3 year old grandson Mason with his new crop of potatoes. He is not afraid to sweat.










1 year old granddaughter Lainey picking Papa's Zinnia's in the garden.










What could be more patriotic than 2 all-American grandchildren. I am grateful Lord.

Regards, Mike


----------



## RockyHill (Apr 24, 2013)

Beautiful grandchildren! Quite an encouragement to see the younger generation producing food and appreciating nature.

Shelia


----------



## somedevildawg (Jun 20, 2011)

You are blessed Mike....great pics!


----------



## stack em up (Mar 7, 2013)

At least the grandkids have good taste in color. The boy with his shorts and the girl with her flowers.

Dad said that if he knew grandkids were this much fun he would've had them first!

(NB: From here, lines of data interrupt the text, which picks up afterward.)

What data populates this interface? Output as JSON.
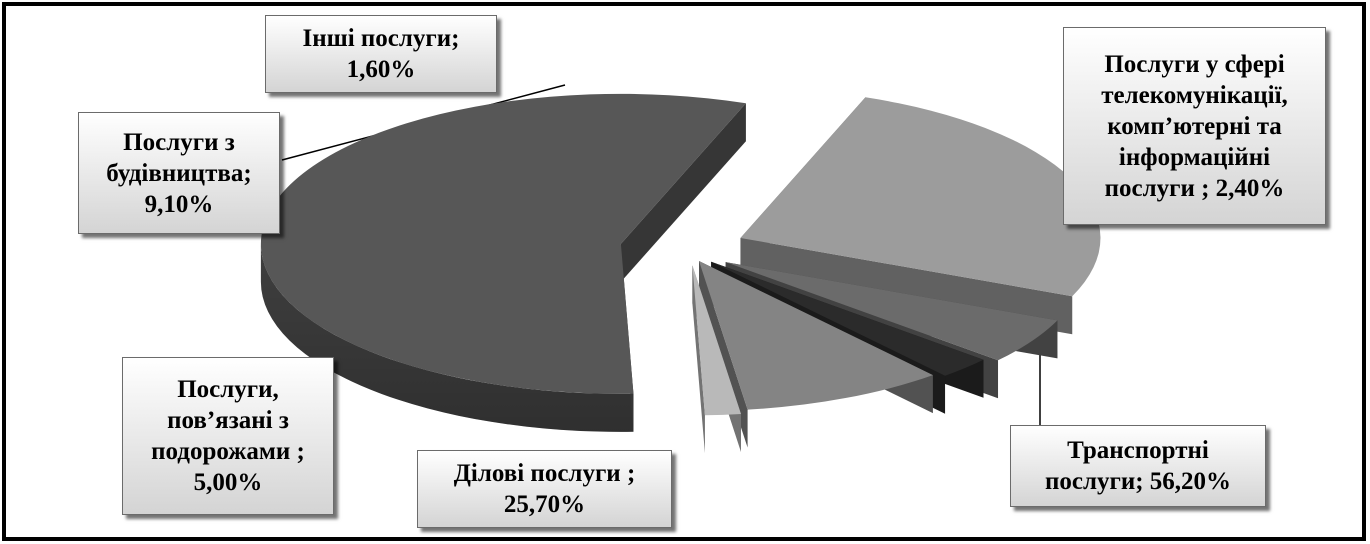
{
  "chart_data": {
    "type": "pie",
    "style": "3d exploded",
    "colors": {
      "Транспортні послуги": "#575757",
      "Ділові послуги": "#9c9c9c",
      "Послуги, пов’язані з подорожами": "#6b6b6b",
      "Послуги з будівництва": "#848484",
      "Послуги у сфері телекомунікації, комп’ютерні та інформаційні послуги": "#2b2b2b",
      "Інші послуги": "#b9b9b9"
    },
    "slices": [
      {
        "label": "Транспортні послуги",
        "value": 56.2
      },
      {
        "label": "Ділові послуги",
        "value": 25.7
      },
      {
        "label": "Послуги, пов’язані з подорожами",
        "value": 5.0
      },
      {
        "label": "Послуги у сфері телекомунікації, комп’ютерні та інформаційні послуги",
        "value": 2.4
      },
      {
        "label": "Послуги з будівництва",
        "value": 9.1
      },
      {
        "label": "Інші послуги",
        "value": 1.6
      }
    ],
    "data_labels": {
      "transport": "Транспортні\nпослуги; 56,20%",
      "business": "Ділові послуги ;\n25,70%",
      "travel": "Послуги,\nпов’язані з\nподорожами ;\n5,00%",
      "telecom": "Послуги у сфері\nтелекомунікації,\nкомп’ютерні та\nінформаційні\nпослуги ; 2,40%",
      "construction": "Послуги з\nбудівництва;\n9,10%",
      "other": "Інші послуги;\n1,60%"
    }
  }
}
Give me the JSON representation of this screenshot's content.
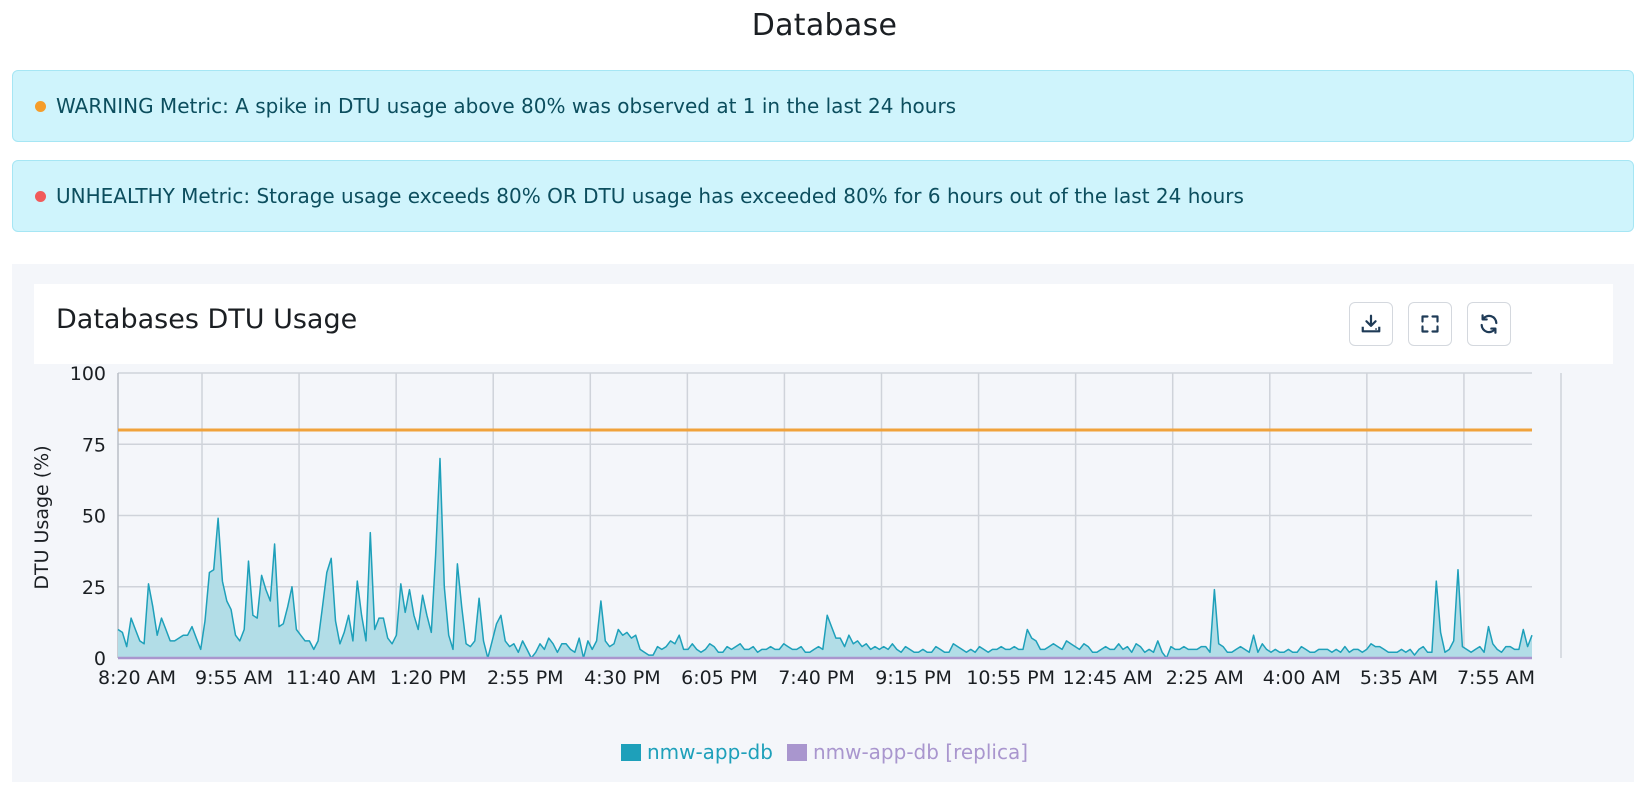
{
  "page": {
    "title": "Database"
  },
  "alerts": [
    {
      "level_color": "#f59d2a",
      "text": "WARNING Metric: A spike in DTU usage above 80% was observed at 1 in the last 24 hours"
    },
    {
      "level_color": "#f15a5a",
      "text": "UNHEALTHY Metric: Storage usage exceeds 80% OR DTU usage has exceeded 80% for 6 hours out of the last 24 hours"
    }
  ],
  "card": {
    "title": "Databases DTU Usage",
    "tools": [
      {
        "name": "download-button",
        "icon": "download-icon"
      },
      {
        "name": "fullscreen-button",
        "icon": "expand-icon"
      },
      {
        "name": "refresh-button",
        "icon": "refresh-icon"
      }
    ]
  },
  "chart_data": {
    "type": "area",
    "title": "",
    "xlabel": "",
    "ylabel": "DTU Usage (%)",
    "ylim": [
      0,
      100
    ],
    "yticks": [
      0,
      25,
      50,
      75,
      100
    ],
    "xtick_labels": [
      "8:20 AM",
      "9:55 AM",
      "11:40 AM",
      "1:20 PM",
      "2:55 PM",
      "4:30 PM",
      "6:05 PM",
      "7:40 PM",
      "9:15 PM",
      "10:55 PM",
      "12:45 AM",
      "2:25 AM",
      "4:00 AM",
      "5:35 AM",
      "7:55 AM"
    ],
    "grid": true,
    "legend_position": "bottom",
    "threshold": {
      "value": 80,
      "color": "#f0a23b"
    },
    "series": [
      {
        "name": "nmw-app-db",
        "color": "#1ea0ba",
        "fill": "#b2dde7",
        "values": [
          10,
          9,
          4,
          14,
          10,
          6,
          5,
          26,
          18,
          8,
          14,
          10,
          6,
          6,
          7,
          8,
          8,
          11,
          7,
          3,
          13,
          30,
          31,
          49,
          27,
          20,
          17,
          8,
          6,
          10,
          34,
          15,
          14,
          29,
          24,
          20,
          40,
          11,
          12,
          18,
          25,
          10,
          8,
          6,
          6,
          3,
          6,
          18,
          30,
          35,
          13,
          5,
          9,
          15,
          6,
          27,
          15,
          6,
          44,
          10,
          14,
          14,
          7,
          5,
          8,
          26,
          16,
          24,
          15,
          10,
          22,
          15,
          9,
          36,
          70,
          25,
          8,
          3,
          33,
          18,
          5,
          4,
          6,
          21,
          6,
          0,
          6,
          12,
          15,
          6,
          4,
          5,
          2,
          6,
          3,
          0,
          2,
          5,
          3,
          7,
          5,
          2,
          5,
          5,
          3,
          2,
          7,
          0,
          6,
          3,
          6,
          20,
          6,
          4,
          5,
          10,
          8,
          9,
          7,
          8,
          3,
          2,
          1,
          1,
          4,
          3,
          4,
          6,
          5,
          8,
          3,
          3,
          5,
          3,
          2,
          3,
          5,
          4,
          2,
          2,
          4,
          3,
          4,
          5,
          3,
          3,
          4,
          2,
          3,
          3,
          4,
          3,
          3,
          5,
          4,
          3,
          3,
          4,
          2,
          2,
          3,
          4,
          3,
          15,
          11,
          7,
          7,
          4,
          8,
          5,
          6,
          4,
          5,
          3,
          4,
          3,
          4,
          3,
          5,
          3,
          2,
          4,
          3,
          2,
          2,
          3,
          2,
          2,
          4,
          3,
          2,
          2,
          5,
          4,
          3,
          2,
          3,
          2,
          4,
          3,
          2,
          3,
          3,
          4,
          3,
          3,
          4,
          3,
          3,
          10,
          7,
          6,
          3,
          3,
          4,
          5,
          4,
          3,
          6,
          5,
          4,
          3,
          5,
          4,
          2,
          2,
          3,
          4,
          3,
          3,
          5,
          3,
          4,
          2,
          5,
          4,
          2,
          3,
          2,
          6,
          2,
          0,
          4,
          3,
          3,
          4,
          3,
          3,
          3,
          4,
          4,
          2,
          24,
          5,
          4,
          2,
          2,
          3,
          4,
          3,
          2,
          8,
          2,
          5,
          3,
          2,
          3,
          2,
          2,
          3,
          2,
          2,
          4,
          3,
          2,
          2,
          3,
          3,
          3,
          2,
          3,
          2,
          4,
          2,
          3,
          3,
          2,
          3,
          5,
          4,
          4,
          3,
          2,
          2,
          2,
          3,
          2,
          3,
          1,
          3,
          4,
          2,
          2,
          27,
          9,
          2,
          3,
          6,
          31,
          4,
          3,
          2,
          3,
          4,
          2,
          11,
          5,
          3,
          2,
          4,
          4,
          3,
          3,
          10,
          4,
          8
        ]
      },
      {
        "name": "nmw-app-db [replica]",
        "color": "#a996ce",
        "values": [
          0,
          0
        ]
      }
    ]
  }
}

Love the pics. Don't let them be afraid to get dirty.


----------



## Vol (Jul 5, 2009)

stack em up said:


> At least the grandkids have good taste in color. The boy with his shorts and the girl with her flowers


Wow stack I am impressed. You really did pick up on that. I had 1 orange Zinnia in the garden (more blooms on the plant) and Lainey went straight to it and picked it. We have so much fun with them....last evening we started shooting fireworks at dusk and they really had a great time.

Regards, Mike


----------